Sunlight is a resource

  • Plants use sunlight to produce food.
  • Sunlight warms the Earth’s atmosphere, land, and water, keeping it warm enough for most water to stay liquid. If Earth cooled too much, then all water would freeze, turning into ice. Living organisms contain water and so they would freeze too.

Rocks as a resource

Rocks provide two different resources:

  • the rocks themselves
  • minerals found in rocks

Rocks are made from substances called minerals. minerals differ in their physical properties such as color and hardness. Minerals have a variety of uses. Rocks are an nonrenewable resource.
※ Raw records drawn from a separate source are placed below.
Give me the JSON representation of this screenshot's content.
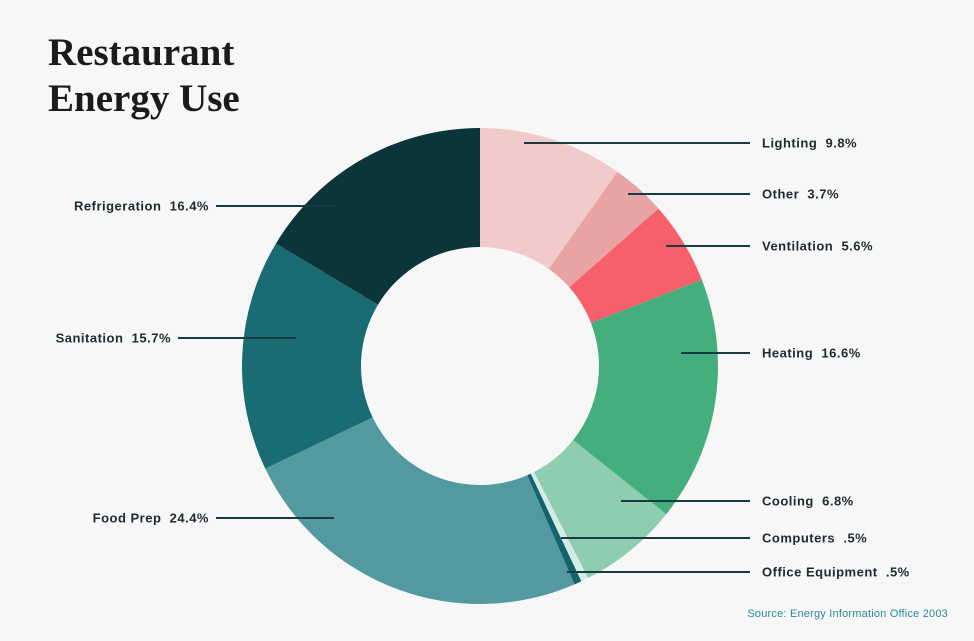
{
  "title_line1": "Restaurant",
  "title_line2": "Energy Use",
  "source": "Source: Energy Information Office 2003",
  "chart_data": {
    "type": "pie",
    "donut": true,
    "title": "Restaurant Energy Use",
    "slices": [
      {
        "name": "Lighting",
        "value": 9.8,
        "label": "Lighting  9.8%",
        "color": "#f2caca"
      },
      {
        "name": "Other",
        "value": 3.7,
        "label": "Other  3.7%",
        "color": "#e8a4a4"
      },
      {
        "name": "Ventilation",
        "value": 5.6,
        "label": "Ventilation  5.6%",
        "color": "#f7606a"
      },
      {
        "name": "Heating",
        "value": 16.6,
        "label": "Heating  16.6%",
        "color": "#45ae7d"
      },
      {
        "name": "Cooling",
        "value": 6.8,
        "label": "Cooling  6.8%",
        "color": "#8ecdb0"
      },
      {
        "name": "Computers",
        "value": 0.5,
        "label": "Computers  .5%",
        "color": "#d5ebe5"
      },
      {
        "name": "Office Equipment",
        "value": 0.5,
        "label": "Office Equipment  .5%",
        "color": "#13636c"
      },
      {
        "name": "Food Prep",
        "value": 24.4,
        "label": "Food Prep  24.4%",
        "color": "#5299a0"
      },
      {
        "name": "Sanitation",
        "value": 15.7,
        "label": "Sanitation  15.7%",
        "color": "#196b74"
      },
      {
        "name": "Refrigeration",
        "value": 16.4,
        "label": "Refrigeration  16.4%",
        "color": "#0b3539"
      }
    ],
    "leader_color": "#163c42"
  }
}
Rocks are broken down (weathered) into smaller particles such as sand, silt, and clay. The small particles are carried away by the wind, water, and ice in a process called erosion. The particles are then dropped somewhere when the wind, water, or ice stops carrying them. When the particles drop, this is called deposition.

Soil is composed of:

  • Fine rock particles (sediments)
  • Living organisms
  • Humus (decaying wastes and dead organisms)
  • water
  • dissolved minerals and gases

Soil: a Non-renewable resource

Soils are not being renewed at the same rate at which they are being used. Soil can blow away in the wind and wash away in floods. Soil often takes hundreds of thousands of years to form soil only a few centimeters thick.

Conserving resources

We must conserve our valuable resources, a number of ways this can be done are by doing the following:

  • Limiting consumption: everyone should avoid wasting resources by only as much as needed.
  • Increasing the price: making things more expensive deters people from overusing a resource. This works because people will not waste a resource if it costs them a lot of money.
  • Using alternative resources: For example, electric cars save petrol which keeps oil for other vital uses such as making plastics.
  • Public awareness campaigns: public awareness campaigns use the media to educate people about the need to conserve resources.
  • Recycling: recycling is the process of reusing materials rather than throwing them away and then having to make more of the material. For example, re-using aluminum means that less bauxite needs to be mined.